UnileverProcter & Gamble is trying to chop $500m from the amount it pays agencies (in the summer it announced it had so far saved $300m) and now Unilever says it is trying to save $1bn a year by switching to the dreaded ‘zero-based’ budgeting – which forces managers to justify expenditure from the ground up every year – and also by cracking down on internal marketing costs.

Zero-based budgeting is favoured by private equity giant 3G which owns Kraft Heinz, among others. Heinz caused controversy in the UK recently by offering payment terms of 97 days to its agencies.

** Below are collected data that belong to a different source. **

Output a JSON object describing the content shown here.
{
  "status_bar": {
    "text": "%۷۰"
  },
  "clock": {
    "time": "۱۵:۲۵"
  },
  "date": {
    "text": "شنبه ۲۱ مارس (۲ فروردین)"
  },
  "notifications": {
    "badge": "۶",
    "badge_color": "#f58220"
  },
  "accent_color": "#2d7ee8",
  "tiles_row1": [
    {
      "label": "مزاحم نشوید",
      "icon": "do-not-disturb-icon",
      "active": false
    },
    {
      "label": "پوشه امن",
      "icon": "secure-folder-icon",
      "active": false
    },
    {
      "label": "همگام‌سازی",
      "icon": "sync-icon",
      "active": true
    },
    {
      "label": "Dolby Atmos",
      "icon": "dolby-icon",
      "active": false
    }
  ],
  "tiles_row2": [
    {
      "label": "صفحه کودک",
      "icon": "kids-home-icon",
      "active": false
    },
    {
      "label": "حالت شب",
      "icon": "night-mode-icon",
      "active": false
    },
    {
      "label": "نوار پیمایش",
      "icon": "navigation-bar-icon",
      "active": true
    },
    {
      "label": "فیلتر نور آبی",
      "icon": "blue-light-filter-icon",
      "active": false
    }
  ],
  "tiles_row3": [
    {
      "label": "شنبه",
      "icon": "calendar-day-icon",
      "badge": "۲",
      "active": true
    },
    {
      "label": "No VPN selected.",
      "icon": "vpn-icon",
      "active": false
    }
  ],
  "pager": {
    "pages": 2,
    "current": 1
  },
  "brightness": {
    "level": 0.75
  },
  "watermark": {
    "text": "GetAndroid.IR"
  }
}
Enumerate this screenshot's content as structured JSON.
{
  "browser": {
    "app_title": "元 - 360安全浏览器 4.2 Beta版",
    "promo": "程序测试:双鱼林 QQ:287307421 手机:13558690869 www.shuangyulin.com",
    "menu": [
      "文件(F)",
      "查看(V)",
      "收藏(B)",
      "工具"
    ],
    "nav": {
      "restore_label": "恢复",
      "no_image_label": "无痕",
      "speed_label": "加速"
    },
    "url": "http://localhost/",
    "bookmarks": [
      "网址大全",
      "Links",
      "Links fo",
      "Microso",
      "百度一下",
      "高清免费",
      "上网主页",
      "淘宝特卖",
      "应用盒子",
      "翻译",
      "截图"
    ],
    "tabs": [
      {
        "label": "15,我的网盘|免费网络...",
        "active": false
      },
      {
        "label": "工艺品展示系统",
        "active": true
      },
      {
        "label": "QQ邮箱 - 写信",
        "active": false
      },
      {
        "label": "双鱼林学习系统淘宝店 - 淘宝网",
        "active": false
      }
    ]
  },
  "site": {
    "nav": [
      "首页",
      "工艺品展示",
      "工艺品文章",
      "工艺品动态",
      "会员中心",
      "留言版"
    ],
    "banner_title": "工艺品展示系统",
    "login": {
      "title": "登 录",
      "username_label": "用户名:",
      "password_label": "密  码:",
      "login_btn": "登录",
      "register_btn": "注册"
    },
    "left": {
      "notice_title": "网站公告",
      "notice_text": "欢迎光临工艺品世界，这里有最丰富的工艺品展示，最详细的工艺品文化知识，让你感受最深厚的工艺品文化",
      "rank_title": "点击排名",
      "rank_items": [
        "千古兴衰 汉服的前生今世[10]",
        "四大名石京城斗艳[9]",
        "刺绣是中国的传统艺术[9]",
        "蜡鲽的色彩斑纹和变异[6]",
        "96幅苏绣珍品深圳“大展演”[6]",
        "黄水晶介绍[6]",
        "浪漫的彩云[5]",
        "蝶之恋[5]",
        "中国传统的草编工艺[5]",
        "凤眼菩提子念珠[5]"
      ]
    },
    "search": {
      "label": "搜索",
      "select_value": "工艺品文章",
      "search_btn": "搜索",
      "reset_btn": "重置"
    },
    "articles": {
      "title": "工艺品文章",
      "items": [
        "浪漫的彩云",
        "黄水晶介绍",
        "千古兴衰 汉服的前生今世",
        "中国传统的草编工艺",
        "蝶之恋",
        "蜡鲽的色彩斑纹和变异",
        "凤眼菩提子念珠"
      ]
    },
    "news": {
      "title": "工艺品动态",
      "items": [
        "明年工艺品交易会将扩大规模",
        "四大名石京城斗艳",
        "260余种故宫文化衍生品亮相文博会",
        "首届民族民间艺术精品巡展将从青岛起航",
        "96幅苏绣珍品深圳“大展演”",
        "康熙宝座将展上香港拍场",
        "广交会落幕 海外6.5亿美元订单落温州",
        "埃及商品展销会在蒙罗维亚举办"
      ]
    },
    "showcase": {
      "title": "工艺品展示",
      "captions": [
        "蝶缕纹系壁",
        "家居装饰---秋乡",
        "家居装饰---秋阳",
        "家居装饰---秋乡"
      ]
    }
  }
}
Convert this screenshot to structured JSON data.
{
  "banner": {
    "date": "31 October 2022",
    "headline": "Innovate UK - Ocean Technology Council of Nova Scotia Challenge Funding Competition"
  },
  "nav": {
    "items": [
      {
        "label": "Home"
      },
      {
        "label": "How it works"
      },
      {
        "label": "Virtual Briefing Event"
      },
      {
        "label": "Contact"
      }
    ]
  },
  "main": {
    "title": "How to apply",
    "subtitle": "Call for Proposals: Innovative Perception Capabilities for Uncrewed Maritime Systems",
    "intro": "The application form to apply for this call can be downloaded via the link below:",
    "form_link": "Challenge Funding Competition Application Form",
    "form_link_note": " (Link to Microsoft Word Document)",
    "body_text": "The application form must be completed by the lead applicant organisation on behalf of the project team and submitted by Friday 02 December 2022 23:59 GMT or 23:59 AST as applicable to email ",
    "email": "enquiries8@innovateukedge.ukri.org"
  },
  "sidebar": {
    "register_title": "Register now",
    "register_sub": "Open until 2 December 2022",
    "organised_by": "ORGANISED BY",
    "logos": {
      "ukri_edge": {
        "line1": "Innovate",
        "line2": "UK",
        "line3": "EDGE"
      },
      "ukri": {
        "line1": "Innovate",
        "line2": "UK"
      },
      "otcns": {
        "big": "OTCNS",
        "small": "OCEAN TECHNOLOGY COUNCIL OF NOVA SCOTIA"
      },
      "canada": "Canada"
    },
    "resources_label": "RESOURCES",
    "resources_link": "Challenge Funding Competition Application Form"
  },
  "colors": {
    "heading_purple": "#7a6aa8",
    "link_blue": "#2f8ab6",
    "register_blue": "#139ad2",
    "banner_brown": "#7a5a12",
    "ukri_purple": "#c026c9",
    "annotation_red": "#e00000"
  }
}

Unilever spends nearly $9bn on marketing to generate $58bn of sales, which sounds fair enough. But, in 2014, agency and other creative costs accounted for 22 per cent of the $9bn. In 2011 it was an eyebrow raising 30 per cent.

Presumably, though, it gets what it pays for. Clients like Unilever now want a presence in all sorts of media that were unheard of five years ago plus they want the highest creative standards. Last year its ad budget rose by 12 per cent in constant currency terms despite the beginnings of the crackdown.

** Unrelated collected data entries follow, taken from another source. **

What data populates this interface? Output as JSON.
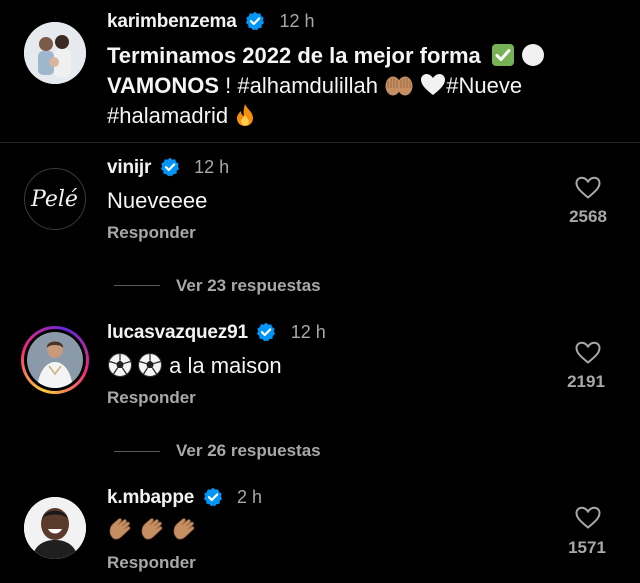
{
  "post": {
    "username": "karimbenzema",
    "time": "12 h",
    "caption_line1": "Terminamos 2022 de la mejor forma",
    "caption_line2_bold": "VAMONOS",
    "caption_line2_rest": " ! #alhamdulillah",
    "caption_line2_tag": "#Nueve",
    "caption_line3": "#halamadrid"
  },
  "comments": [
    {
      "username": "vinijr",
      "time": "12 h",
      "text": "Nueveeee",
      "reply_label": "Responder",
      "likes": "2568",
      "avatar_text": "Pelé",
      "view_replies": "Ver 23 respuestas"
    },
    {
      "username": "lucasvazquez91",
      "time": "12 h",
      "text": " a la maison",
      "reply_label": "Responder",
      "likes": "2191",
      "view_replies": "Ver 26 respuestas"
    },
    {
      "username": "k.mbappe",
      "time": "2 h",
      "text": "",
      "reply_label": "Responder",
      "likes": "1571"
    }
  ],
  "colors": {
    "verified": "#0095f6",
    "story_ring_start": "#f9ce34",
    "story_ring_mid": "#ee2a7b",
    "story_ring_end": "#6228d7"
  },
  "icons": [
    "verified-badge-icon",
    "check-mark-emoji",
    "white-circle-emoji",
    "hands-emoji",
    "white-heart-emoji",
    "fire-emoji",
    "soccer-ball-emoji",
    "clapping-hands-emoji",
    "heart-outline-icon"
  ]
}
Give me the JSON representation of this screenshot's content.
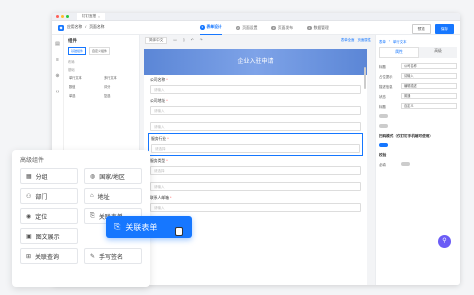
{
  "window": {
    "tab_title": "钉钉宜搭"
  },
  "header": {
    "app_name": "应用名称",
    "page_name": "页面名称",
    "tabs": [
      {
        "n": "1",
        "label": "表单设计"
      },
      {
        "n": "2",
        "label": "页面设置"
      },
      {
        "n": "3",
        "label": "页面发布"
      },
      {
        "n": "4",
        "label": "数据管理"
      }
    ],
    "preview": "预览",
    "save": "保存"
  },
  "left": {
    "title": "组件",
    "tab_basic": "基础组件",
    "tab_custom": "自定义组件",
    "section_layout": "布局",
    "section_basic": "基础",
    "items": [
      "单行文本",
      "多行文本",
      "数值",
      "评分",
      "单选",
      "复选"
    ]
  },
  "canvas": {
    "device": "简体中文",
    "meta": [
      "表单全面",
      "页面属性"
    ]
  },
  "form": {
    "title": "企业入驻申请",
    "fields": [
      {
        "label": "公司名称",
        "placeholder": "请输入"
      },
      {
        "label": "公司地址",
        "placeholder": "请输入"
      },
      {
        "label": "",
        "placeholder": "请输入"
      },
      {
        "label": "服务行业",
        "placeholder": "请选择"
      },
      {
        "label": "服务类型",
        "placeholder": "请选择"
      },
      {
        "label": "",
        "placeholder": "请输入"
      },
      {
        "label": "联系人邮箱",
        "placeholder": "请输入"
      }
    ]
  },
  "right": {
    "crumb": [
      "表单",
      "单行文本"
    ],
    "tab_attr": "属性",
    "tab_adv": "高级",
    "rows": [
      {
        "k": "标题",
        "v": "公司名称"
      },
      {
        "k": "占位提示",
        "v": "请输入"
      },
      {
        "k": "描述信息",
        "v": "编辑描述"
      },
      {
        "k": "状态",
        "v": "普通"
      },
      {
        "k": "标题",
        "v": "自定义"
      }
    ],
    "sec_fmt": "扫码模式（仅钉钉手机端可使用）",
    "sec_verify": "校验",
    "req": "必填"
  },
  "overlay": {
    "title": "高级组件",
    "items": [
      {
        "icon": "grid-icon",
        "g": "▦",
        "label": "分组"
      },
      {
        "icon": "globe-icon",
        "g": "◍",
        "label": "国家/地区"
      },
      {
        "icon": "org-icon",
        "g": "⚇",
        "label": "部门"
      },
      {
        "icon": "address-icon",
        "g": "⌂",
        "label": "地址"
      },
      {
        "icon": "location-icon",
        "g": "◉",
        "label": "定位"
      },
      {
        "icon": "link-icon",
        "g": "⎘",
        "label": "关联表单"
      },
      {
        "icon": "image-icon",
        "g": "▣",
        "label": "图文展示"
      },
      {
        "icon": "",
        "g": "",
        "label": ""
      },
      {
        "icon": "query-icon",
        "g": "⊞",
        "label": "关联查询"
      },
      {
        "icon": "sign-icon",
        "g": "✎",
        "label": "手写签名"
      }
    ]
  },
  "drag": {
    "label": "关联表单"
  },
  "colors": {
    "accent": "#1677ff"
  }
}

Zero-based budgeting is the nuclear solution to this. Is forcing managers to undertake this dreary process the best way to get the best out of them?

It’s not hard to imagine what people like WPP’s Sir Martin Sorrell make of this – Unilever is a big WPP client. Sorrell regularly bemoans the reluctance of big companies to invest in brand building. If he has a cat he’ll be kicking it.

One Comment

  1. Hi Stephen – interesting move from Unilever. My immediate thought is that zero is not a budget nor is it a margin.

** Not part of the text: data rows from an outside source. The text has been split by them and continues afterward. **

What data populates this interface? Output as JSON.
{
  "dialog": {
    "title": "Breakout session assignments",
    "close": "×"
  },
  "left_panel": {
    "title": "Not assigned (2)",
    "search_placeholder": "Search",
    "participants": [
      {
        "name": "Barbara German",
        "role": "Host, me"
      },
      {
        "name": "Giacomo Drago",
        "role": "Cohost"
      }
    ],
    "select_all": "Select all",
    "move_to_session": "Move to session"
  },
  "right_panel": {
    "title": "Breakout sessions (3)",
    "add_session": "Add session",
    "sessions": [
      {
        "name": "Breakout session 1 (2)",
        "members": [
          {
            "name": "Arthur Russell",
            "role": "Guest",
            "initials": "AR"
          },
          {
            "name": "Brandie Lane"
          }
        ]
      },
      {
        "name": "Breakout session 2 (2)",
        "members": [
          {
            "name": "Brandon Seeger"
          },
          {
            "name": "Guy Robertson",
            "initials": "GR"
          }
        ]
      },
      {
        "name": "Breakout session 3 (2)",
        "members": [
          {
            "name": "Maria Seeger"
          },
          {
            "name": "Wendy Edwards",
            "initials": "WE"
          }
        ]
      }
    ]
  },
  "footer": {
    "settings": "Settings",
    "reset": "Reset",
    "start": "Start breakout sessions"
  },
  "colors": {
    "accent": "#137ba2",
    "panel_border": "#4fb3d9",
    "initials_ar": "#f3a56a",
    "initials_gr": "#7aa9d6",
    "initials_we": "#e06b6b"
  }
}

    It initially looks like Unilever, and indeed other brands who employ a similar model, are throwing their weight around – confident they can secure reduced budgets purely because of their reputation and the knowledge that creative agencies will not want to lose them as a client. It reminds me of comments made late last year by the global CMO at Mars where he criticised brands for keeping agencies in “creative imprisonment”. Primarily – not paying agencies enough so they don’t make a good profit, can’t recruit top talent and are ultimately stifled when it comes to developing top work.

    However, looking a bit deeper and it actually presents an interesting opportunity for agencies to better understand their operations. If agencies have a strong grasp on where profit is coming from and which areas are over/under resourced then they also know where they can be flexible, potentially bending when clients push to cut costs. Finding this middle ground allows them to maintain them as a client while still maintaining profitability. I am certainly not advocating becoming yes men and cutting costs to the detriment of the wider agency. But as they say – knowledge is power – and having better insight into agency operations means you are better placed to make decisions without sacrificing profits.

    Another benefit of better insight into agency operations is that when you truly understand the profitability of each client you can make the tough decisions if the brand trade-off is not enough. This provides more of a balance of power, ensuring agencies don’t spend their whole time on the back foot with clients calling the shots.